Amendment of Schedule 5AAA to the Taxation of Chargeable Gains Act 1992
This section has no associated Explanatory Memorandum
6. After paragraph 7 insert—
“Overseas life insurance companies
7A.—(1) Paragraph 6 does not apply if—
(a)the person making the disposal (“D”) is an overseas life insurance company or would be such a company if it were carrying on its life assurance business in the United Kingdom through a permanent establishment there,
(b)immediately before the disposal, no more than 40% of the market value of D’s assets derives from investments consisting of—
(i)interests in UK land, or
(ii)rights or interests in companies which are UK property rich,
(c)the asset disposed of is a right or interest in a collective investment vehicle that is a company (whether as a result of paragraph 4 or otherwise) and is UK property rich, and
(d)immediately before the disposal, D does not have a 10% investment in that vehicle.
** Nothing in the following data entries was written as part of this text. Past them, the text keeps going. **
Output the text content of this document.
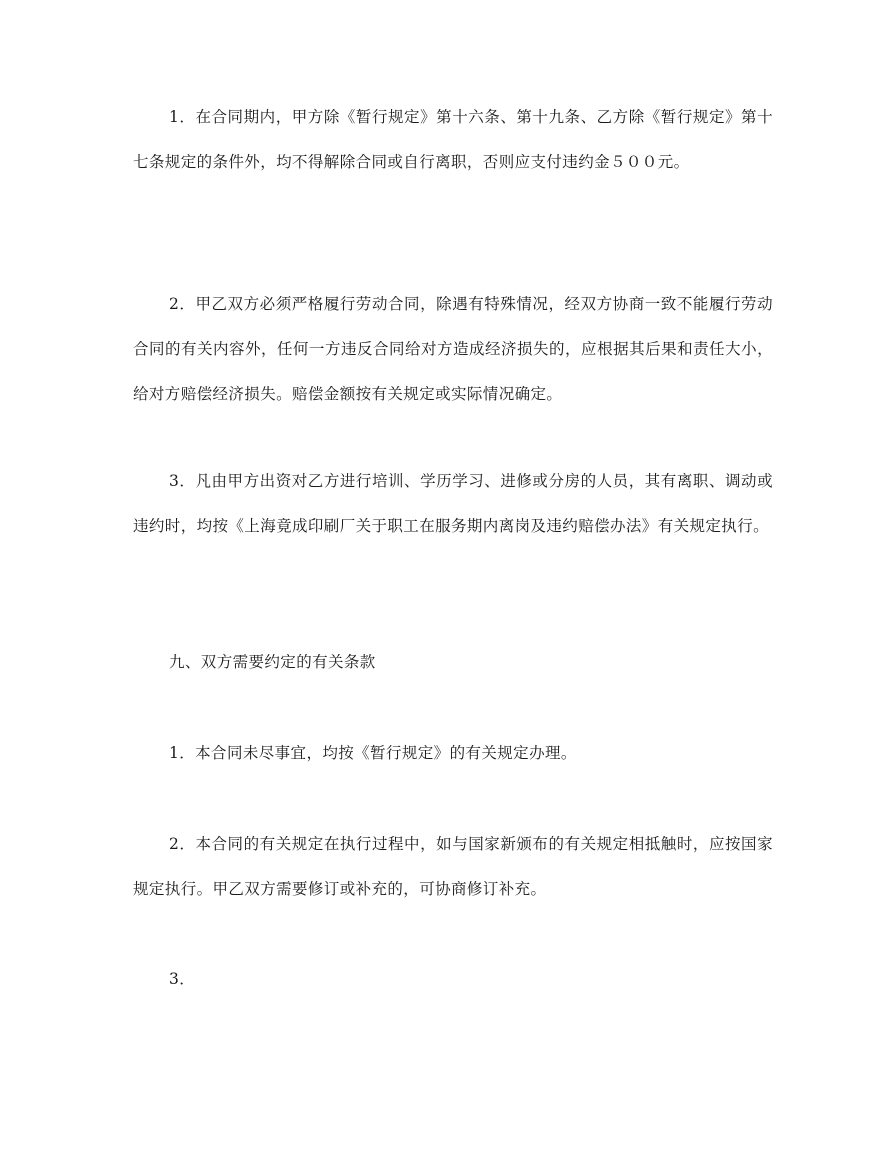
1．在合同期内，甲方除《暂行规定》第十六条、第十九条、乙方除《暂行规定》第十七条规定的条件外，均不得解除合同或自行离职，否则应支付违约金５００元。

2．甲乙双方必须严格履行劳动合同，除遇有特殊情况，经双方协商一致不能履行劳动合同的有关内容外，任何一方违反合同给对方造成经济损失的，应根据其后果和责任大小，给对方赔偿经济损失。赔偿金额按有关规定或实际情况确定。

3．凡由甲方出资对乙方进行培训、学历学习、进修或分房的人员，其有离职、调动或违约时，均按《上海竟成印刷厂关于职工在服务期内离岗及违约赔偿办法》有关规定执行。

九、双方需要约定的有关条款

1．本合同未尽事宜，均按《暂行规定》的有关规定办理。

2．本合同的有关规定在执行过程中，如与国家新颁布的有关规定相抵触时，应按国家规定执行。甲乙双方需要修订或补充的，可协商修订补充。

3．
(2) D has a 10% investment in a collective investment vehicle if, applying the rule in paragraph 9 (but without regard to paragraph 10) of Schedule 1A as if references to 25% were references to 10%, D would be regarded as having a 10% investment in the vehicle.
Offshore collective investment vehicles (other than UK feeder vehicles) that meet the conditions in paragraph 7(2)(a) and (b)
7B.—(1) Paragraph 6 does not apply if—
(a)the person making the disposal is an offshore collective investment vehicle which meets the conditions in paragraph 7(2)(a) and (b),
(b)immediately before the disposal, the offshore collective investment vehicle is not a UK feeder vehicle,
(c)the asset disposed of is a right or interest in a collective investment vehicle that is a company (whether as a result of paragraph 4 or otherwise) and is UK property rich (a “UK property rich vehicle”), and
(d)immediately before the disposal, the offshore collective investment vehicle does not have a 10% investment in the UK property rich vehicle.
(2) An offshore collective investment vehicle is a “UK feeder vehicle” at any time if at least 85% of the market value of the assets of the vehicle at that time derives from units in a single collective investment vehicle that is UK property rich.
(3) An offshore collective investment vehicle has a 10% investment in a UK property rich vehicle if, applying the rule in paragraph 9 (but without regard to paragraph 10) of Schedule 1A as if references to 25% were references to 10%, the offshore collective investment vehicle would be regarded as having a 10% investment in the UK property rich vehicle.”.